Os artigos 27º e 28º, para que remete o artigo 320º al. a), prevêem o litisconsórcio voluntário e necessário. Assim, a intervenção principal provocada é admissível, ao abrigo do art. 325º n.º1, quando qualquer das partes pretenda fazer intervir na causa um terceiro como seu associado, ou seja, quando qualquer das partes deseje chamar um litisconsorte necessário ou voluntário (cf. Teixeira de Sousa, Estudos sobre o Novo Processo Civil, pág.180).
Há litisconsórcio sempre que a relação controvertida respeite a uma pluralidade de interessados, activos ou passivos.
Relevante ainda é o art. 329°, introduzido na reforma do CPC de 95, pelo DL n.º 329-A/95, de 12.12 que na sequência de ter sido eliminado como incidente autónomo o chamamento à demanda previsto nos artigos 330º a 334º do CPC antes da reforma, prevê o chamamento de condevedores ou do principal devedor (n°1), e tratando-se de obrigação solidária, e sendo a prestação exigida na totalidade a um dos condevedores, permite que o chamamento pode ter ainda como fim a condenação na satisfação do direito de regresso que lhe possa vir assistir (n°2).
Assim, as situações que se enquadravam no chamamento à demanda especialmente previstas no art. 330º antes da reforma e outras em que existam condevedores, passaram a integrar o incidente de intervenção principal passiva.
Por outro lado, a intervenção provocada acessória está prevista no art. 330º do CPC que estipula:
“1. O réu que tenha ação de regresso contra terceiro para ser indemnizado do prejuízo que lhe cause a perda da demanda pode chamá-lo a intervir como auxiliar da defesa, sempre que o terceiro careça de legitimidade para intervir como parte principal.
2. A intervenção do chamado circunscreve-se à discussão das questões que tenham repercussão na ação de regresso invocada como fundamento do chamamento.”

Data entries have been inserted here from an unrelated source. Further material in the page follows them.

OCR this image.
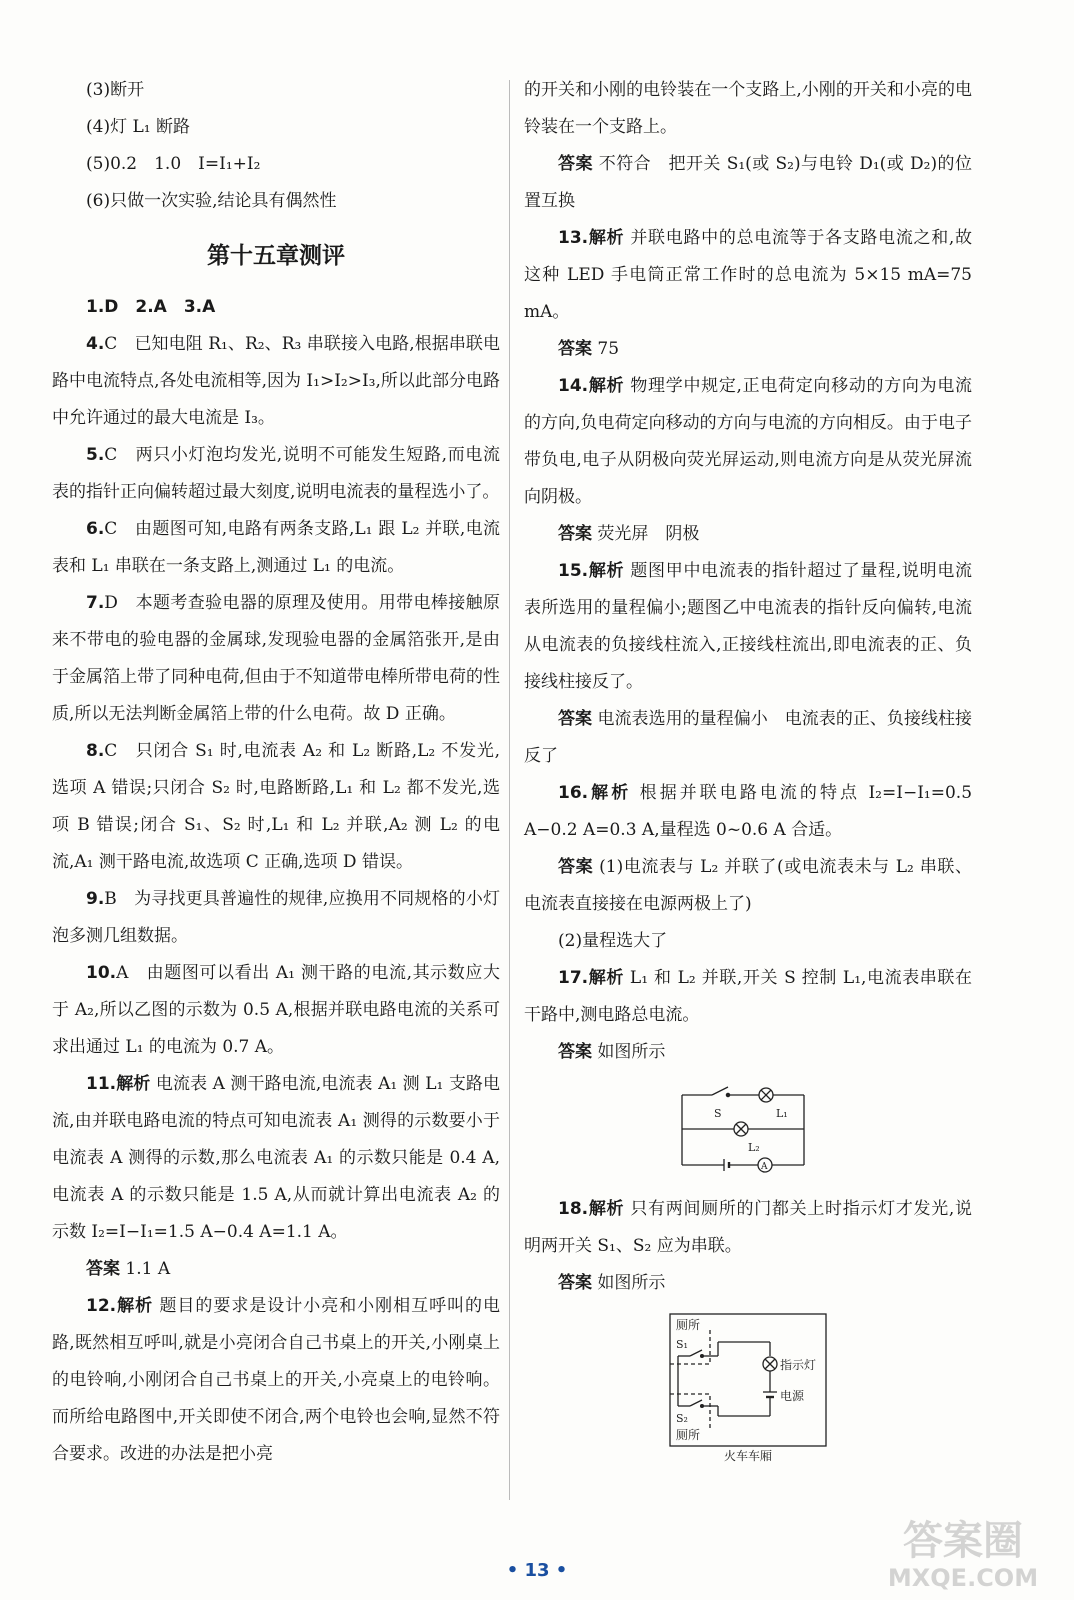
(3)断开

(4)灯 L₁ 断路

(5)0.2　1.0　I=I₁+I₂

(6)只做一次实验,结论具有偶然性

第十五章测评

1.D　2.A　3.A

4.C　已知电阻 R₁、R₂、R₃ 串联接入电路,根据串联电路中电流特点,各处电流相等,因为 I₁>I₂>I₃,所以此部分电路中允许通过的最大电流是 I₃。

5.C　两只小灯泡均发光,说明不可能发生短路,而电流表的指针正向偏转超过最大刻度,说明电流表的量程选小了。

6.C　由题图可知,电路有两条支路,L₁ 跟 L₂ 并联,电流表和 L₁ 串联在一条支路上,测通过 L₁ 的电流。

7.D　本题考查验电器的原理及使用。用带电棒接触原来不带电的验电器的金属球,发现验电器的金属箔张开,是由于金属箔上带了同种电荷,但由于不知道带电棒所带电荷的性质,所以无法判断金属箔上带的什么电荷。故 D 正确。

8.C　只闭合 S₁ 时,电流表 A₂ 和 L₂ 断路,L₂ 不发光,选项 A 错误;只闭合 S₂ 时,电路断路,L₁ 和 L₂ 都不发光,选项 B 错误;闭合 S₁、S₂ 时,L₁ 和 L₂ 并联,A₂ 测 L₂ 的电流,A₁ 测干路电流,故选项 C 正确,选项 D 错误。

9.B　为寻找更具普遍性的规律,应换用不同规格的小灯泡多测几组数据。

10.A　由题图可以看出 A₁ 测干路的电流,其示数应大于 A₂,所以乙图的示数为 0.5 A,根据并联电路电流的关系可求出通过 L₁ 的电流为 0.7 A。

11.解析 电流表 A 测干路电流,电流表 A₁ 测 L₁ 支路电流,由并联电路电流的特点可知电流表 A₁ 测得的示数要小于电流表 A 测得的示数,那么电流表 A₁ 的示数只能是 0.4 A,电流表 A 的示数只能是 1.5 A,从而就计算出电流表 A₂ 的示数 I₂=I−I₁=1.5 A−0.4 A=1.1 A。

答案 1.1 A

12.解析 题目的要求是设计小亮和小刚相互呼叫的电路,既然相互呼叫,就是小亮闭合自己书桌上的开关,小刚桌上的电铃响,小刚闭合自己书桌上的开关,小亮桌上的电铃响。而所给电路图中,开关即使不闭合,两个电铃也会响,显然不符合要求。改进的办法是把小亮

的开关和小刚的电铃装在一个支路上,小刚的开关和小亮的电铃装在一个支路上。

答案 不符合　把开关 S₁(或 S₂)与电铃 D₁(或 D₂)的位置互换

13.解析 并联电路中的总电流等于各支路电流之和,故这种 LED 手电筒正常工作时的总电流为 5×15 mA=75 mA。

答案 75

14.解析 物理学中规定,正电荷定向移动的方向为电流的方向,负电荷定向移动的方向与电流的方向相反。由于电子带负电,电子从阴极向荧光屏运动,则电流方向是从荧光屏流向阴极。

答案 荧光屏　阴极

15.解析 题图甲中电流表的指针超过了量程,说明电流表所选用的量程偏小;题图乙中电流表的指针反向偏转,电流从电流表的负接线柱流入,正接线柱流出,即电流表的正、负接线柱接反了。

答案 电流表选用的量程偏小　电流表的正、负接线柱接反了

16.解析 根据并联电路电流的特点 I₂=I−I₁=0.5 A−0.2 A=0.3 A,量程选 0~0.6 A 合适。

答案 (1)电流表与 L₂ 并联了(或电流表未与 L₂ 串联、电流表直接接在电源两极上了)

(2)量程选大了

17.解析 L₁ 和 L₂ 并联,开关 S 控制 L₁,电流表串联在干路中,测电路总电流。

答案 如图所示

S	L₁
L₂
A

18.解析 只有两间厕所的门都关上时指示灯才发光,说明两开关 S₁、S₂ 应为串联。

答案 如图所示

厕所
S₁
指示灯
电源
S₂
厕所
火车车厢
• 13 •
答案圈
MXQE.COM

Este incidente de intervenção acessória veio preencher a lacuna decorrente da supressão do incidente do chamamento à autoria, regulado antes da reforma do CPC, introduzida pelo DL n.º 329-A/95, nos artigos 325º a 329º, como incidente autónomo.

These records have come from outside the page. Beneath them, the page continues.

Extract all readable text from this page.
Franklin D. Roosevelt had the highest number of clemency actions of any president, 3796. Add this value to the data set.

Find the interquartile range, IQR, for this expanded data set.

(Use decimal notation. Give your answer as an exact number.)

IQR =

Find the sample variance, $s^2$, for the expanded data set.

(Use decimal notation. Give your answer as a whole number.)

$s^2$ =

O n.º 1 do art. 330º do actual CPC corresponde na sua 1ª parte ao anterior 325 n.º1, mas ao requisito do direito de regresso do R sobre terceiro (chamado) foi acrescentado um outro requisito negativo, carecer o terceiro de legitimidade de intervir como parte principal.
O legislador pretendeu demarcar o âmbito de previsão de cada incidente, evitando situações de sobreposição, por isso, delimitou o âmbito da intervenção acessória impedindo que o terceiro que tenha legitimidade para intervir como parte principal intervenha como parte acessória.
Assim, quanto à distinção entre intervenção principal e intervenção acessória, seguindo o acórdão deste Tribunal de 14.06.2010, proferido no processo n.º 9506/08.2TBMAI-A.P1, “que a primeira respeita às situações em que está exclusivamente em causa a própria relação jurídica invocada pelo autor ou em que os terceiros sejam garantes da obrigação a que se reporta a causa principal (é neste quadro que se inserem as situações configuradoras dos antigos incidentes de nomeação à acção e do chamamento à demanda) e a segunda cabe nos casos em que ocorre a existência de uma relação jurídica material conexa com aquela que objecto da acção é este o lugar outrora reservado ao chamamento à autoria.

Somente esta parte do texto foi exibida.